On Tuesday, the White House released a statement announcing an unprecedented military aid package for Israel. The statement called the expenditure the "single largest pledge of military assistance to any country in US history."
The announcement came in response to a bipartisan letter by 83 US Senators to President Barack Obama urging him to address Israeli demands for more military assistance.
"In light of Israel’s dramatically rising defense challenges, we stand ready to support a substantially enhanced new long-term agreement to help provide Israel the resources it requires to defend itself and to preserve it qualitative military edge," the letter stated.
Senate pressure on the Obama administration to increase aid to Israel comes at a time when Democrats and Republicans are seeking support from the powerful Israeli lobby ahead of the November 2016 election. The measure was led by presidential candidate Ted Cruz (R-TX) who was joined by Senator Lindsey Graham (R-SC) and Senator Chris Coons (D-DE).
Presidential candidate Bernie Sanders (D-VT) refused to sign the measure to increase military appropriations to Israel, arguing that US arms have already been used to wage disproportionate attacks against Palestinian civilians.
Ahead of last Tuesday’s New York Democratic primary, Senator Sanders castigated Netanyahu’s regime for its apartheid-style tactics and the economic repression of its Arab neighbors.
The United States has provided Tel Aviv over $3.1 billion annually in military aid since 2007, already the highest amount of foreign military aid offered to any other country. Tel Aviv scoffed at this appropriation level as insufficient and has since demanded $4.5 billion in US military aid per year. The White House has aimed to meet their Israeli counterparts in the middle, offering $3.7 billion per year.
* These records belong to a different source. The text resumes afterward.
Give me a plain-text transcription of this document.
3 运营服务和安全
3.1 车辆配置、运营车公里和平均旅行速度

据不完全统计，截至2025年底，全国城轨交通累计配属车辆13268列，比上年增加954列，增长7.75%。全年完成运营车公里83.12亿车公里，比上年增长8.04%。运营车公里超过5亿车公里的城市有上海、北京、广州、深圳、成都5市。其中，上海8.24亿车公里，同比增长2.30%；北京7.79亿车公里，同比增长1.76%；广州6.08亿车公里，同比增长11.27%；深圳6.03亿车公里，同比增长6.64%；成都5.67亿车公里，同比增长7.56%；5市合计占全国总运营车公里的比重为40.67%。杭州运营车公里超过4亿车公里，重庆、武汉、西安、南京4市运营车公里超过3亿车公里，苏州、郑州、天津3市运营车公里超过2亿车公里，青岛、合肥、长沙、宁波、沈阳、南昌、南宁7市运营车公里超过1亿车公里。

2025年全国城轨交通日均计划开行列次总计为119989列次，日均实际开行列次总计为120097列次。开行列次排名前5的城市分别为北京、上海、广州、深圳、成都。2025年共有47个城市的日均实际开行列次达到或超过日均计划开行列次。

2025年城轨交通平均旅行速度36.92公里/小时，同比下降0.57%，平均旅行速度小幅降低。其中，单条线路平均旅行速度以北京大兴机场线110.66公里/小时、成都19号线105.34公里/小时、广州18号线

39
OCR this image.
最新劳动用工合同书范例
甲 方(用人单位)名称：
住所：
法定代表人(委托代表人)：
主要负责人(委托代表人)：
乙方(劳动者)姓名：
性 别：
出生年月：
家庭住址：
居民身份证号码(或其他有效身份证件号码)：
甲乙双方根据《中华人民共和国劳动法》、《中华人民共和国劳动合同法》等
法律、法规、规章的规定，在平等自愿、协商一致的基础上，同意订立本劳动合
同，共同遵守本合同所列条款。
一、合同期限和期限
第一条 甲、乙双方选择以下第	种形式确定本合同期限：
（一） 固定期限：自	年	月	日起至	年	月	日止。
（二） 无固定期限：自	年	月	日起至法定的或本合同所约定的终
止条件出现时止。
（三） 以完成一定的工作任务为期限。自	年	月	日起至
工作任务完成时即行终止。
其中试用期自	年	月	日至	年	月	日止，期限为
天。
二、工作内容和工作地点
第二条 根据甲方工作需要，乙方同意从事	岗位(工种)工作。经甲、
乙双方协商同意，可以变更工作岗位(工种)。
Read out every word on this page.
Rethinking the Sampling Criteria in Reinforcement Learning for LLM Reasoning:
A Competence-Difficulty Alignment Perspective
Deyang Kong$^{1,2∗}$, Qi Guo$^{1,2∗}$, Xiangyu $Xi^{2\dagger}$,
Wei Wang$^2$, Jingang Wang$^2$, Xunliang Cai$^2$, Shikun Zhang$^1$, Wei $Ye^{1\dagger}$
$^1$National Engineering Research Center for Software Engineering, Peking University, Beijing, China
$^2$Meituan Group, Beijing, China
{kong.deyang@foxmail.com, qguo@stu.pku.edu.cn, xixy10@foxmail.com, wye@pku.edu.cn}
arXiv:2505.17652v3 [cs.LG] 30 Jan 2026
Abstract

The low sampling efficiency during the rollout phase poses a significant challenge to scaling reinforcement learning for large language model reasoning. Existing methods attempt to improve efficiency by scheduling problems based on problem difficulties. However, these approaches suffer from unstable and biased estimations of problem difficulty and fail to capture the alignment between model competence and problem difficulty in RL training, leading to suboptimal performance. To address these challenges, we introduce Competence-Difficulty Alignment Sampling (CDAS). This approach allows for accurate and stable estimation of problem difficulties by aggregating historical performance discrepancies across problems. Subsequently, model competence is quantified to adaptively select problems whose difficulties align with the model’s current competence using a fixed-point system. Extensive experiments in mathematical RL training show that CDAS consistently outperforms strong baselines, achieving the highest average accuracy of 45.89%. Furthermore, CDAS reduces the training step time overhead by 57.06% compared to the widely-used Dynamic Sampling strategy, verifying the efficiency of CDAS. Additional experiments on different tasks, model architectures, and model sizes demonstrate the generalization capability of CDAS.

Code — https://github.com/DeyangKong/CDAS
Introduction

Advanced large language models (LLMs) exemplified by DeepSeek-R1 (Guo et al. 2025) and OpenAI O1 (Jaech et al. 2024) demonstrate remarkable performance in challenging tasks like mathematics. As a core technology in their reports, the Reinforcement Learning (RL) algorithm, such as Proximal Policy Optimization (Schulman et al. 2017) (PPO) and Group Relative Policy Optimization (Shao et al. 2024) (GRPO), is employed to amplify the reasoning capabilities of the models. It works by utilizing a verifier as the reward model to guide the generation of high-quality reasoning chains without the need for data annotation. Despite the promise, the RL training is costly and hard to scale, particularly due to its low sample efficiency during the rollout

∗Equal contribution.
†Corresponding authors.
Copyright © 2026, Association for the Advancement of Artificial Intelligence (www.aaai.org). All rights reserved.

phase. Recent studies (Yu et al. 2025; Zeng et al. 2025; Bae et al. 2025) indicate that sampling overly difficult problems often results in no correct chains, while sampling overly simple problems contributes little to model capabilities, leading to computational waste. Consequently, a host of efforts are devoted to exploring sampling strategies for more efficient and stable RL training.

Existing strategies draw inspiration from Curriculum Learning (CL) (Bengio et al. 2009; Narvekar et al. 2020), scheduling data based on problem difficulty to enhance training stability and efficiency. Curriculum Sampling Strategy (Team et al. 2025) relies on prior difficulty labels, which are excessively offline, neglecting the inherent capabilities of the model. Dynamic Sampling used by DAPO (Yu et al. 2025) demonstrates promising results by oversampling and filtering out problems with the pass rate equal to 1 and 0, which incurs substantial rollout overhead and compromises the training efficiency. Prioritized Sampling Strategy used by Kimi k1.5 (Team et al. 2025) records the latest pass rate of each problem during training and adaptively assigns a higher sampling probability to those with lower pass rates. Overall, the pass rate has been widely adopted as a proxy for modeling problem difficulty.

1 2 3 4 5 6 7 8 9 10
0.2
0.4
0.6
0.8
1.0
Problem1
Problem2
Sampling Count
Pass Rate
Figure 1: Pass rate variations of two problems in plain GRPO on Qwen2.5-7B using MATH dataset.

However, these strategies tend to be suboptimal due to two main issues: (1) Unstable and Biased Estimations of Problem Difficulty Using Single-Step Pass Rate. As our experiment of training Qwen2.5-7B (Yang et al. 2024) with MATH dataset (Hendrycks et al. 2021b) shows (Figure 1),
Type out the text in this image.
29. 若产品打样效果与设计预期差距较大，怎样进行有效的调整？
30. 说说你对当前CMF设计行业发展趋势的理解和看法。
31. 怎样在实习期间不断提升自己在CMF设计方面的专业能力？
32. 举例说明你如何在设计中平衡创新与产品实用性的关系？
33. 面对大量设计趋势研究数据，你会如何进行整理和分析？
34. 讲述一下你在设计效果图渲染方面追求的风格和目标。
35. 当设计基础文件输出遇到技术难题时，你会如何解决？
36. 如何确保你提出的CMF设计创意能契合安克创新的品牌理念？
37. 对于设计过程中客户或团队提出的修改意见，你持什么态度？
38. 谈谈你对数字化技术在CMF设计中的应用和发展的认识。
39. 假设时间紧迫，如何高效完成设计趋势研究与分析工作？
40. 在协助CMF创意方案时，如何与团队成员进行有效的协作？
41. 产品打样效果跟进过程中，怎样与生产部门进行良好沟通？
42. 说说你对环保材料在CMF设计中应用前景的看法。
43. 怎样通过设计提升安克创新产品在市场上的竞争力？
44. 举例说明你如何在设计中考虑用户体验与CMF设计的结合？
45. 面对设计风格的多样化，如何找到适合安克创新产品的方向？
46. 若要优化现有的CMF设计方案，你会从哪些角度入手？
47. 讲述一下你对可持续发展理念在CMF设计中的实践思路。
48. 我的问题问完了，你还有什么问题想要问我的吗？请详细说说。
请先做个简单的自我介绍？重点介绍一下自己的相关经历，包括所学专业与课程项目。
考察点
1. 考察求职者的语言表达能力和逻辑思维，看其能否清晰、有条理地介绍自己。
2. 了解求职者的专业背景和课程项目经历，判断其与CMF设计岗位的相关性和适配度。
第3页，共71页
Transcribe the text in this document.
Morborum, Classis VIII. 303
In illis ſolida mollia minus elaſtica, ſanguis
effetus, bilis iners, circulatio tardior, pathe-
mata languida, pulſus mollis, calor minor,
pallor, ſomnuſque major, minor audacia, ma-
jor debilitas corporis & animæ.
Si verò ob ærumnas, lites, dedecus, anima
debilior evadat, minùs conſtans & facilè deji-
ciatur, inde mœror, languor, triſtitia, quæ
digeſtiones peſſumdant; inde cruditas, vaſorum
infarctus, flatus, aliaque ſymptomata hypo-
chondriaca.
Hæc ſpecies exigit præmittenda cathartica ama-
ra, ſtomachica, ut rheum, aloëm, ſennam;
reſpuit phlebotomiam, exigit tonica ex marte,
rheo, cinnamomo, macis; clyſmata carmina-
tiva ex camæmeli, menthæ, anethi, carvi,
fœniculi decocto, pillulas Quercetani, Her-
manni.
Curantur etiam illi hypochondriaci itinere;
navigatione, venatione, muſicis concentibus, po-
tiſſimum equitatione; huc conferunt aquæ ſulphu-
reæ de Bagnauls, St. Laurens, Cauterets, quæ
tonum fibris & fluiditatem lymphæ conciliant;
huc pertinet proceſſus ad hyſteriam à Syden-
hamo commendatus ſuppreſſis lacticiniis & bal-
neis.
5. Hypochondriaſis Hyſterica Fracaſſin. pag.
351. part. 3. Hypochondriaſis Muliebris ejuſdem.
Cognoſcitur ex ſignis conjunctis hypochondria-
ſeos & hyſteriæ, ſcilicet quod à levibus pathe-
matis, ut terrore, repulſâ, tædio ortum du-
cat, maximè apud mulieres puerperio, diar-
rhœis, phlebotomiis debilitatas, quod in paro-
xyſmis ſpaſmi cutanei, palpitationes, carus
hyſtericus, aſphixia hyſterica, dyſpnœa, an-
Israeli Prime Minister Benjamin Netanyahu seeks urgently to finalize the deal for $3.7 billion per year before the end of the Obama presidency, fearing that his successor would refuse to offer as substantial an aid package.
President Obama’s likely successor, former Secretary of State Hillary Clinton has signaled a willingness to increase appropriations to Israel and is widely regarded as a war hawk. By contrast, her likely opponent, Republican Donald Trump, has openly called for a reduction in US military aid to Israel and NATO.
Since 1962, US military assistance to Israel has amounted to $124.3 billion making Tel Aviv the single largest cumulative recipient of US foreign assistance since World War II, followed by Saudi Arabia.